Foo Fighters im “Studio 666”: Dave Grohl isst seine Bandkollegen

  • Whatsapp

Er war nach Jahren im Rockgeschäft fast taub. Foo Fighters-Frontmann Dave Grohl überraschte ihn mit diesem Geständnis. Aber kann er noch sehen? Warum hat er dann nicht eingesehen, dass sein Filmdebüt „Studio 666“ gescheitert ist?

Der Foo Fighters-Film „Studio 666“ ist scheiße. Das Urteil war ziemlich hart, da Dave Grohl und seine Bandkollegen eindeutig nie wollten, dass der Film einen Oscar gewinnt. Oder einfach nur ein Blumentopf. Dieser Film soll viel Spaß machen. Für die Fans, Foo Fighters-Kumpels und vielleicht auch für alle, die auf schräge Horror-Splatter-Parodien stehen.

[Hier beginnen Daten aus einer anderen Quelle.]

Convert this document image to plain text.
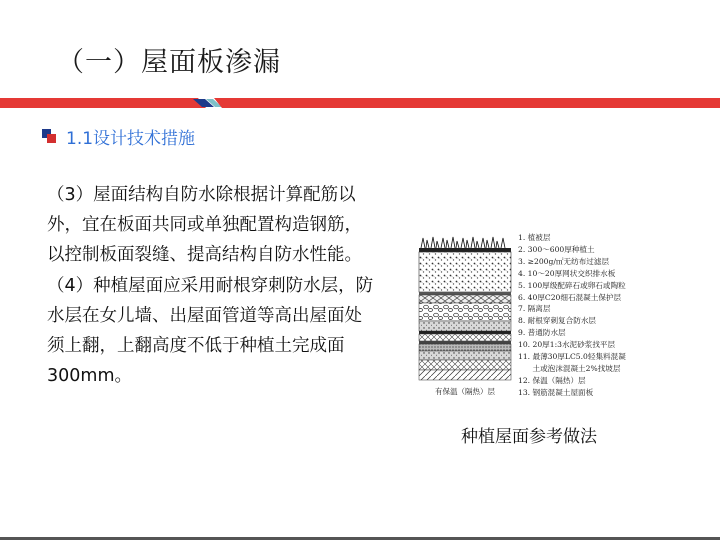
（一）屋面板渗漏
1.1设计技术措施

（3）屋面结构自防水除根据计算配筋以外，宜在板面共同或单独配置构造钢筋，以控制板面裂缝、提高结构自防水性能。

（4）种植屋面应采用耐根穿刺防水层，防水层在女儿墙、出屋面管道等高出屋面处须上翻，上翻高度不低于种植土完成面300mm。

有保温（隔热）层
1. 植被层
2. 300～600厚种植土
3. ≥200g/㎡无纺布过滤层
4. 10～20厚网状交织排水板
5. 100厚级配碎石或卵石或陶粒
6. 40厚C20细石混凝土保护层
7. 隔离层
8. 耐根穿刺复合防水层
9. 普通防水层
10. 20厚1:3水泥砂浆找平层
11. 最薄30厚LC5.0轻集料混凝
土或泡沫混凝土2%找坡层
12. 保温（隔热）层
13. 钢筋混凝土屋面板
种植屋面参考做法
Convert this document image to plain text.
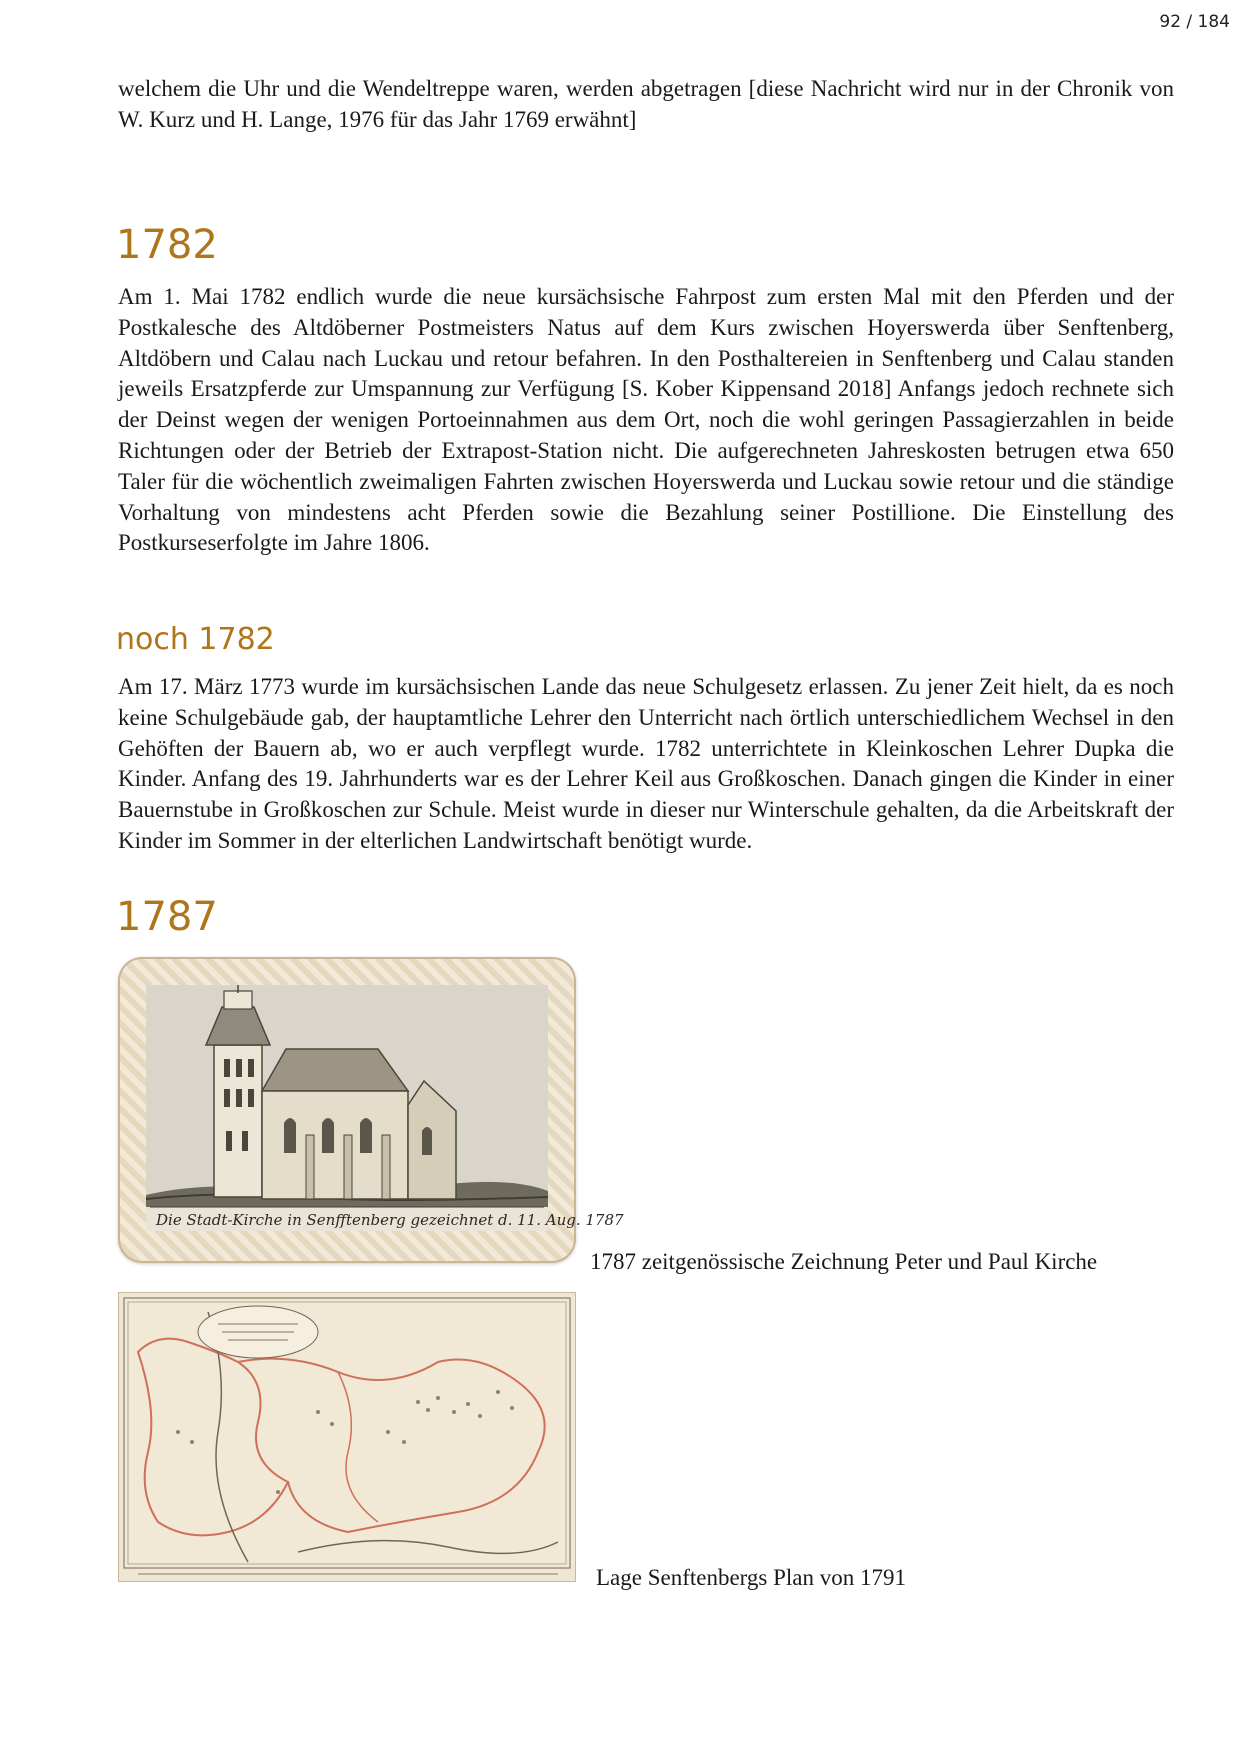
92 / 184

welchem die Uhr und die Wendeltreppe waren, werden abgetragen [diese Nachricht wird nur in der Chronik von W. Kurz und H. Lange, 1976 für das Jahr 1769 erwähnt]

1782

Am 1. Mai 1782 endlich wurde die neue kursächsische Fahrpost zum ersten Mal mit den Pferden und der Postkalesche des Altdöberner Postmeisters Natus auf dem Kurs zwischen Hoyerswerda über Senftenberg, Altdöbern und Calau nach Luckau und retour befahren. In den Posthaltereien in Senftenberg und Calau standen jeweils Ersatzpferde zur Umspannung zur Verfügung [S. Kober Kippensand 2018] Anfangs jedoch rechnete sich der Deinst wegen der wenigen Portoeinnahmen aus dem Ort, noch die wohl geringen Passagierzahlen in beide Richtungen oder der Betrieb der Extrapost-Station nicht. Die aufgerechneten Jahreskosten betrugen etwa 650 Taler für die wöchentlich zweimaligen Fahrten zwischen Hoyerswerda und Luckau sowie retour und die ständige Vorhaltung von mindestens acht Pferden sowie die Bezahlung seiner Postillione. Die Einstellung des Postkurseserfolgte im Jahre 1806.

noch 1782

Am 17. März 1773 wurde im kursächsischen Lande das neue Schulgesetz erlassen. Zu jener Zeit hielt, da es noch keine Schulgebäude gab, der hauptamtliche Lehrer den Unterricht nach örtlich unterschiedlichem Wechsel in den Gehöften der Bauern ab, wo er auch verpflegt wurde. 1782 unterrichtete in Kleinkoschen Lehrer Dupka die Kinder. Anfang des 19. Jahrhunderts war es der Lehrer Keil aus Großkoschen. Danach gingen die Kinder in einer Bauernstube in Großkoschen zur Schule. Meist wurde in dieser nur Winterschule gehalten, da die Arbeitskraft der Kinder im Sommer in der elterlichen Landwirtschaft benötigt wurde.

1787
Die Stadt-Kirche in Senfftenberg gezeichnet d. 11. Aug. 1787

1787 zeitgenössische Zeichnung Peter und Paul Kirche

Lage Senftenbergs Plan von 1791
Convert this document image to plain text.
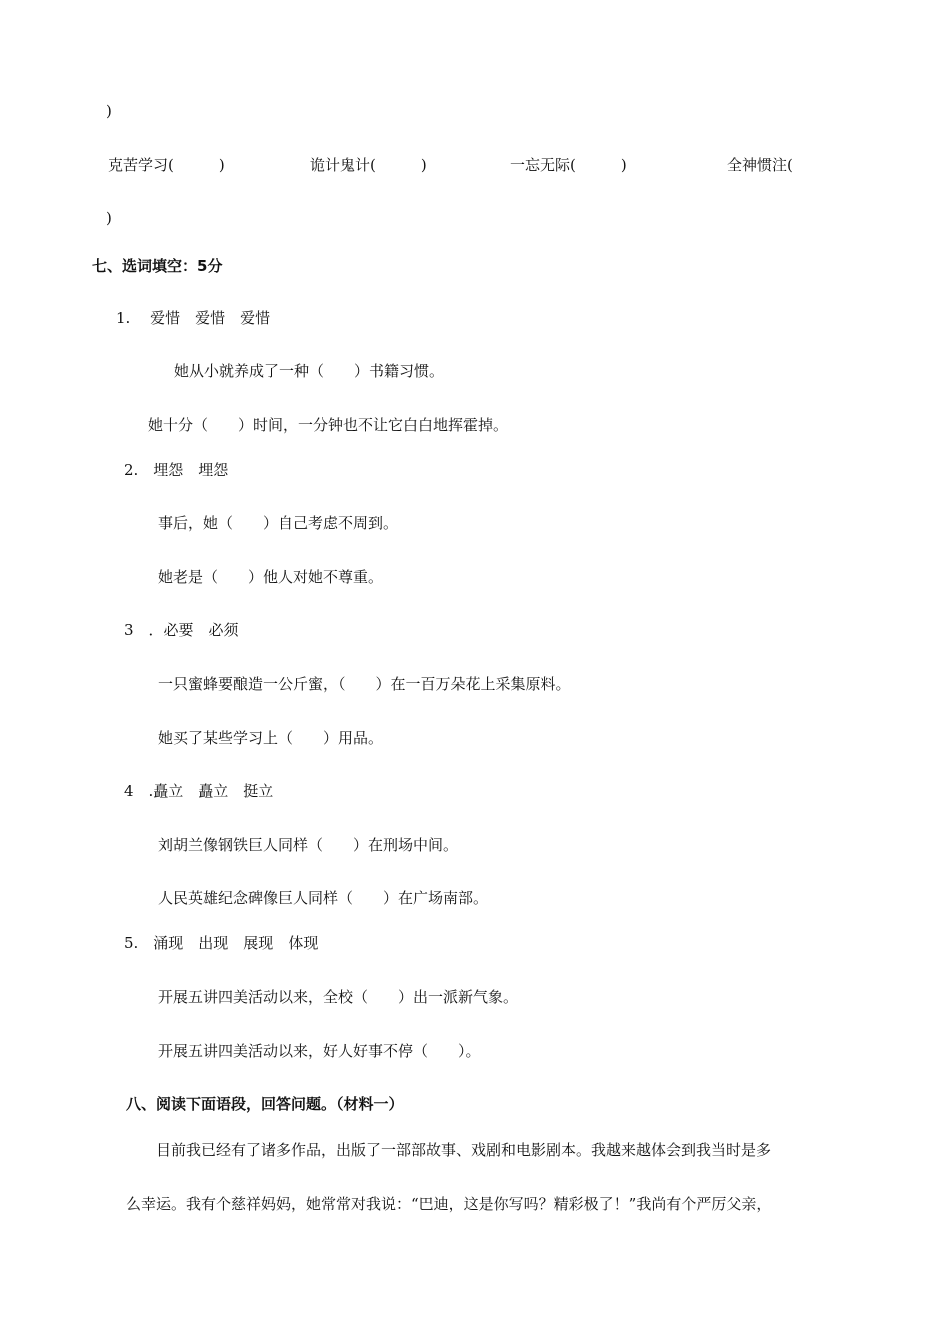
)
克苦学习(　　　)	诡计鬼计(　　　)	一忘无际(　　　)	全神惯注(
)
七、选词填空：5分
1.　 爱惜　爱惜　爱惜
她从小就养成了一种（　　）书籍习惯。
她十分（　　）时间，一分钟也不让它白白地挥霍掉。
2.　埋怨　埋怨
事后，她（　　）自己考虑不周到。
她老是（　　）他人对她不尊重。
3　．必要　必须
一只蜜蜂要酿造一公斤蜜，（　　）在一百万朵花上采集原料。
她买了某些学习上（　　）用品。
4　.矗立　矗立　挺立
刘胡兰像钢铁巨人同样（　　）在刑场中间。
人民英雄纪念碑像巨人同样（　　）在广场南部。
5.　涌现　出现　展现　体现
开展五讲四美活动以来，全校（　　）出一派新气象。
开展五讲四美活动以来，好人好事不停（　　）。
八、阅读下面语段，回答问题。（材料一）
　　目前我已经有了诸多作品，出版了一部部故事、戏剧和电影剧本。我越来越体会到我当时是多
么幸运。我有个慈祥妈妈，她常常对我说：“巴迪，这是你写吗？精彩极了！”我尚有个严厉父亲，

Aber “Studio 666” ist scheiße. Warum? Denn dieser Spaß will in insgesamt 108 Minuten Arbeit nicht auftauchen. Dabei fing es eigentlich ganz gut an, als Grohl und seine Crew verzweifelt nach einer Inspirationsquelle für die Aufnahme ihres zehnten Albums suchten. Die Lösung scheint mit einer sehr schönen Villa gefunden worden zu sein, in der wirklich unheimliche Dinge passieren werden.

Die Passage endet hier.